Poona is a major female character in One Part Woman around whom Murugan has raised social issues associated with childlessness in Tamil society.  In The Story of A Goat, the second of Murugan’s novels to be translated into English, a woman also takes centre stage. However, the The Story of A Goat is a more political novel that One Part Woman woven around the life of Poonachi, the kid goat, an allegorical representation of the life of a female child growing into adulthood.

Vivid imagery is created when Murugan uses the simile, ‘it looked as if a tree trunk shorn of all branches had uprooted itself’ to describe the awesome figure of a man carrying something in his arms as he moved towards the old man grazing his goats. He hands over a day-old female kid, lamenting that he is too poor and is unable to look after it. The reader cannot but fail to draw an analogy between the poverty of poor farmers, who, in their desperation, might give their children away to those who can care for them. This is particularly the case with female children whose parents are required to provide dowries for daughters at the time of marriage, adding further financial stress to the already poverty- stricken farmers.
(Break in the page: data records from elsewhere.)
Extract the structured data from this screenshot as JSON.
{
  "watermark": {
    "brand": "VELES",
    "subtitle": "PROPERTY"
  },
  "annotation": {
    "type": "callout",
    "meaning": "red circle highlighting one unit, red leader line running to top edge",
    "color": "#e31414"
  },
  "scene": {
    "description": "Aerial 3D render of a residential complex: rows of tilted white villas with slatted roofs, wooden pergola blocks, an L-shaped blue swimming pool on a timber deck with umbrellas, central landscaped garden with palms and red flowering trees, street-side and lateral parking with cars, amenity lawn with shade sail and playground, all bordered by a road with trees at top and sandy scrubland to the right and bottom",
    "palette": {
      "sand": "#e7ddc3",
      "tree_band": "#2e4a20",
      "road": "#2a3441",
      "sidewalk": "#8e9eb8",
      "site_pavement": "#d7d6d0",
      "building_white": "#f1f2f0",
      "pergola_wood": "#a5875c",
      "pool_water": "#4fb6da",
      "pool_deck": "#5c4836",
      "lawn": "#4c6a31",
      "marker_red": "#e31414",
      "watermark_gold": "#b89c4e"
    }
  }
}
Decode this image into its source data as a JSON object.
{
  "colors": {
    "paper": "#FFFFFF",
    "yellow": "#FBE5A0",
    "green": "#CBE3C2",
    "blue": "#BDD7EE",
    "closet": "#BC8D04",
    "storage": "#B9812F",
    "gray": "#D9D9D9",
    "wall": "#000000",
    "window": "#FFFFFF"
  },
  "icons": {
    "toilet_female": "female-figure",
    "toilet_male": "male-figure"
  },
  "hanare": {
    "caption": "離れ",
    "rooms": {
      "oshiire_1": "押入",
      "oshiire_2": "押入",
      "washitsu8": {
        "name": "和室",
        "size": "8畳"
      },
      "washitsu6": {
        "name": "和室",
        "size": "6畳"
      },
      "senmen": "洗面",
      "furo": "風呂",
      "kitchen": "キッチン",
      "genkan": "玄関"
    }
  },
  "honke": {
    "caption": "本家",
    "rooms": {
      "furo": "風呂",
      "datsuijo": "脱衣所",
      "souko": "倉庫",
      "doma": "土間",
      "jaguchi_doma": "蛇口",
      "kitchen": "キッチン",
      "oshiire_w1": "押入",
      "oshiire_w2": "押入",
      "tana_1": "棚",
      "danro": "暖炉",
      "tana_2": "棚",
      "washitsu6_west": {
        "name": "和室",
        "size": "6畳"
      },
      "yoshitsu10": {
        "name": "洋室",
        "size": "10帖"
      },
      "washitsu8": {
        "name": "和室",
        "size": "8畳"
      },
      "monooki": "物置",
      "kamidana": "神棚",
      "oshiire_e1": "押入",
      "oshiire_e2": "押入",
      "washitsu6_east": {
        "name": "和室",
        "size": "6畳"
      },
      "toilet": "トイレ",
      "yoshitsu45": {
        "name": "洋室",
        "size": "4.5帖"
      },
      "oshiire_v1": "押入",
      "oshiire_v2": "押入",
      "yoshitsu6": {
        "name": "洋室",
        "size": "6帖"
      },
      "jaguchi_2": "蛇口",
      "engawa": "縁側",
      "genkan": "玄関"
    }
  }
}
But as if  being female was not enough, Poonachi is also black.  Dark-skinned girls adds to the woes of parents; men and their families frequently prefer light-skinned women as wives and daughters-in-law. Thus, the old farmer also ponders as to how he is going to raise Poonachi, this piece of ‘dung’ that ‘wriggled like a worm’ in the basket he places her in after taking possession of her.

The presence of the kid generates new vitality in the conversations between the old farmer and his wife, and the old woman in particular grows to love Poonachi as if she were her child. Rejected by other goats and fed on gruel, Poonachi survives the early months of life and all goes well until the time comes for her to be registered with the authorities.  A rare black goat with no history: how could the old couple explain her existence to the authorities without them assuming she had been stolen?

At this stage in the novel the politics become apparent. The assertion of power over the poor by the authorities is not an unusual feature of Indian social life, or indeed any society for that matter, and the novel opens out to symbolise the contradictions between the state and the people. Gathered together to register their animals at the government office ‘everyone was well versed in how they were expected to behave towards the regime.  They had mouths only to keep them shut, hands only to make obeisance, knees only to bend and kneel, backs only to bend, and bodies only to shrink before the authorities.’  But of course there are always those who justify the authority of the government:  the ‘government needs statistics on everyone’ because it is ‘not easy to herd goats and look after them…If we don’t keep a strict eye on them, they’ll become arrogant and do anything they want’ for there is truism in the saying that ‘when goats get together, it spells danger’.

Poonachi’s love story is also a way in which Murugan transforms his tale of a goat into social criticism. Poonachi ‘chooses’ the male goat, Poovan, to whom she is attracted and would like to mate, but the farmers tear the couple apart: he is sold off to other farmers, the inference suggesting a preference for arranged marriages as opposed to a ‘love’ marriage. Poonachi is left pining for Poovan.

Perumal Murugan’s novels may be set in South India and on one level they are brilliantly written tales of social and cultural issues in the state of Tamil Nadu, particularly One Part Woman. His switch to a more political novel in The Story of A Goat however, demonstrates the versatility of the issues the author delves into. The themes explored in the novels can be read within the local context, but his work is elevated further by addressing themes of survival and struggle that are common to humanity. It is hoped that readers will not have to wait too long before another novel by this talented and engaging author appears in English.